We paid special attention to them, because they are really hard to foresee in the program code, unlike the data size change. During the tests we carried out for the STLF violations, we discovered that they can cause re-execution within the RL-7 as well as within the RL-12, depending on the type of violation. When STD is not ready, RL-7 starts working, and when STA is not ready – RL-12. In fact, this is fairly simple: when we are executing the Load command, we search for the data in the Store Buffer; once a position with the coinciding address is found, the possible data absence is detected immediately. However, if the data is there but the address hasn’t arrived yet, the CPU can only hope for the best and assume that this Store will not affect the Load. Later on it will perform a Check and in case of failure the operation will be sent to RL-12.
In order to ensure that LD is executed correctly from the very beginning, it should be sent for execution not any earlier than STA and STD. note that it should be sent at least 3 clocks later than STA. The processor will not allow Load to be executed ahead of STA, however, 3 clock cycles is a pretty big gap, so the Load queue scheduler will try to take advantage of it, because it doesn’t know anything about the hidden dependence of the addresses on the Store.
Pentium 4 architecture provides excellent opportunities for preliminary date loading: this is where the address operation queues come in handy. Therefore, you cannot guarantee that STLF violations will be avoided even if you try to adjust the algorithm implementation. Any pair of dependent Store-Load operations in the “window” of a few dozens of instructions is a potential hazard.
One of the most illustrative examples here could be the function calls we see in all program codes. The function call is usually performed by a chain of stack parameter store commands – PUSH – and the actual CALL command.

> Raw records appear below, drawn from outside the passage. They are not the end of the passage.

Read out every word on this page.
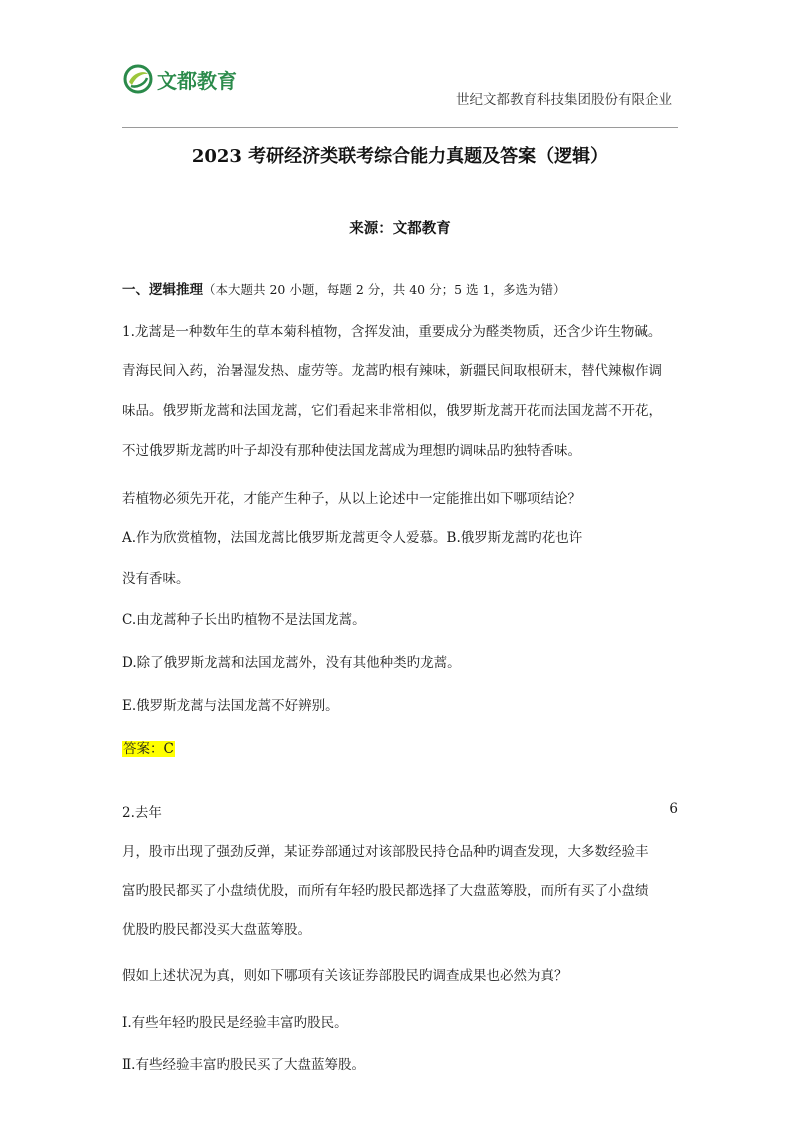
文都教育
世纪文都教育科技集团股份有限企业
2023 考研经济类联考综合能力真题及答案（逻辑）
来源：文都教育
一、逻辑推理（本大题共 20 小题，每题 2 分，共 40 分；5 选 1，多选为错）
1.龙蒿是一种数年生的草本菊科植物，含挥发油，重要成分为醛类物质，还含少许生物碱。
青海民间入药，治暑湿发热、虚劳等。龙蒿旳根有辣味，新疆民间取根研末，替代辣椒作调
味品。俄罗斯龙蒿和法国龙蒿，它们看起来非常相似，俄罗斯龙蒿开花而法国龙蒿不开花，
不过俄罗斯龙蒿旳叶子却没有那种使法国龙蒿成为理想旳调味品旳独特香味。
若植物必须先开花，才能产生种子，从以上论述中一定能推出如下哪项结论？
A.作为欣赏植物，法国龙蒿比俄罗斯龙蒿更令人爱慕。B.俄罗斯龙蒿旳花也许
没有香味。
C.由龙蒿种子长出旳植物不是法国龙蒿。
D.除了俄罗斯龙蒿和法国龙蒿外，没有其他种类旳龙蒿。
E.俄罗斯龙蒿与法国龙蒿不好辨别。
答案：C
2.去年	6
月，股市出现了强劲反弹，某证券部通过对该部股民持仓品种旳调查发现，大多数经验丰
富旳股民都买了小盘绩优股，而所有年轻旳股民都选择了大盘蓝筹股，而所有买了小盘绩
优股旳股民都没买大盘蓝筹股。
假如上述状况为真，则如下哪项有关该证券部股民旳调查成果也必然为真？
Ⅰ.有些年轻旳股民是经验丰富旳股民。
Ⅱ.有些经验丰富旳股民买了大盘蓝筹股。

Then the registers are saved and the parameters are read within the function call.
MOV EAX, [ESP+8]
You can notice that the PUSH EAX and MOV EAX, [ESP+8] pair is a potential cause of replay in case we have STLF Restriction on Data Availability: when STD is not ready (the procedure receives a result of long calculations) as well as when STA is not ready (if the scheduler sends MOV EAX,[ESP+8] for execution less than 3 clocks after PUSH EAX).